O CRAQUE QUE JOGAVA PARA O TIME
por Serginho 5Bocas
Final do segundo turno do Carioca de 1977, FLAMENGO X VASCO, a rivalidade estava começando a ficar “nervosa” e se transformando no clássico dos milhões.
Depois de um jogo tenso, foram para a decisão por pênaltis e me lembro que todos foram convertendo até chegar a vez do quarto batedor rubro-negro que era ninguém menos do que Tita, um garoto recém saído do juvenil que todos apostavam como o sucessor natural de Zico.
Tita era o camisa 10 titular nas divisões de base e vinha sendo aproveitado nos profissionais com êxito, o que se comprovou com a escolha dele, um garoto de 19 anos, para bater um pênalti decisivo na final do turno.
Tita bateu e Mazaropi voou no canto e pegou. Ainda faltavam cobranças de Zico e Roberto, só que ninguém perdeu mais e o Vasco foi o campeão carioca. Tristeza no vestiário que poderia representar o final de uma carreira promissora de um garoto mal aproveitado.
Só esqueceram de combinar com Tita, pois já no ano seguinte se firmaria como um falso ponta tanto pela direita quanto pela esquerda, titular absoluto do Mengão e substituto do “Galinho” toda vez que este se contundia ou servia a seleção brasileira.
Tita era um jogador que diziam naquela época ser “moderno” – a imprensa adora falar isso – pois fazia ás vezes de ponta bem aberto quando o time tinha a posse de bola e voltava para marcar, fechando o meio e ajudando o lateral, uma raridade até nos dias de hoje, imaginem no final dos anos 70. Mas não se engane, não era um garotinho frágil, muito pelo contrário, não fugia de cara feia nem de pancadas e chegava duro nos adversários também, tanto que foi peça fundamental para o Flamengo e o Grêmio vencerem suas Libertadores, torneio mais importante das Américas, que infelizmente não basta ter futebol para vencê-lo.
Tita foi tendo atuações de gala, pois além de marcar muito bem, passava com muita precisão, sabia cruzar com perfeição cirúrgica e fazia gols, muitos gols, gols de cabeça, com o pé direito e o esquerdo, de falta e sempre com muita categoria.

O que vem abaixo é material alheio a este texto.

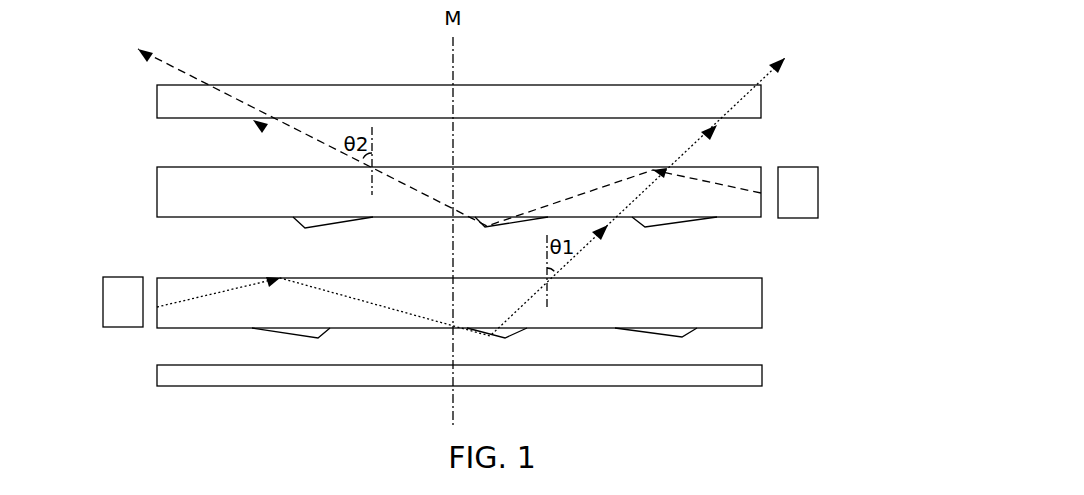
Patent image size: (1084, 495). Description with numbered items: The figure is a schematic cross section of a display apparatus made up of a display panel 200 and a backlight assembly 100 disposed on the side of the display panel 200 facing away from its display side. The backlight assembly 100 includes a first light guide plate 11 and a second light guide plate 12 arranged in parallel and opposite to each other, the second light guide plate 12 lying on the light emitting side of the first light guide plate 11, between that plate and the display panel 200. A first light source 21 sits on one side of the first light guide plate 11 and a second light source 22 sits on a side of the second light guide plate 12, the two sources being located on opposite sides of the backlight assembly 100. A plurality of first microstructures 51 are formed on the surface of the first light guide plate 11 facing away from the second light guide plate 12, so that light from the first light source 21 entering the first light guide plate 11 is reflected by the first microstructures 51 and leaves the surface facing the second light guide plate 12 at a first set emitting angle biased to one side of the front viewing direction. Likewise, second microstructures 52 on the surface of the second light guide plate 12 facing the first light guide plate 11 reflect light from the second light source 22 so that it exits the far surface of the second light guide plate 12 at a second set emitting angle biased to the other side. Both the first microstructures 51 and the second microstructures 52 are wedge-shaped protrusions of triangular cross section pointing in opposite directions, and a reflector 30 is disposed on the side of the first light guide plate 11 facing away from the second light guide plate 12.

The backlight assembly 100 is at (502, 275).
The display panel 200 is at (763, 96).
The second light guide plate 12 is at (170, 193).
The first light guide plate 11 is at (750, 307).
The reflector 30 is at (498, 366).
The first light source 21 is at (122, 298).
The second light source 22 is at (802, 193).
The first microstructures 51 is at (687, 332).
The second microstructures 52 is at (660, 222).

Foram mais de 300 gols em toda sua carreira, só no Flamengo mais de 100, marca considerável se levarmos em conta que ele não era centroavante e nem sempre jogou de ponta de lança, próximo ao gol, como gostava mais.
Tita começou a ser convocado por Claudio Coutinho em 1979 e depois por Telê durante a preparação para a Copa do Mundo de 1982. Foi compondo o elenco e, quando finalmente entrou no time, não saiu mais até seu derradeiro fim da linha com Telê.
Telê gostou de Tita logo de cara, porque ele era exatamente o que o treinador procurava e gostava. Tita não era chegado a uma noitada, era disciplinado, extremamente técnico e muito talentoso nos cruzamentos e nas finalizações, polivalente, e econômico nos dribles, o que mais Telê poderia querer?
Vieram as Eliminatórias nos meses de fevereiro e março de 1981 e Tita arrebentou, virou titular a partir do segundo jogo e chegou a marcar dois gols contra a Venezuela, e isso jogando de ponta direita, o cara estava voando baixo, o que podia dar errado? Deu…
Tita tinha uma predileção pela posição de Zico e depois que percebeu sua importância naquele grupo, talvez o sucesso precoce tenha “subido a cabeça” e aí ele jogou todas as suas fichas numa disputa por aquele lugar e se deu mal. Tanto no Flamengo quanto na seleção brasileira, perdeu espaço e visibilidade, pior ainda, perdeu a chance de entrar para a história fazendo parte de um grupo maravilhoso em que provavelmente teria lugar de destaque, o que fazer se a ideia partiu dele?
Tita perdeu espaço mas continuou sua carreira em alto nível. Foi emprestado ao Grêmio e venceu a Libertadores da América de 1983, só não disputou a final do Mundial Interclubes porque voltou ao Flamengo após a venda de Zico para a Itália.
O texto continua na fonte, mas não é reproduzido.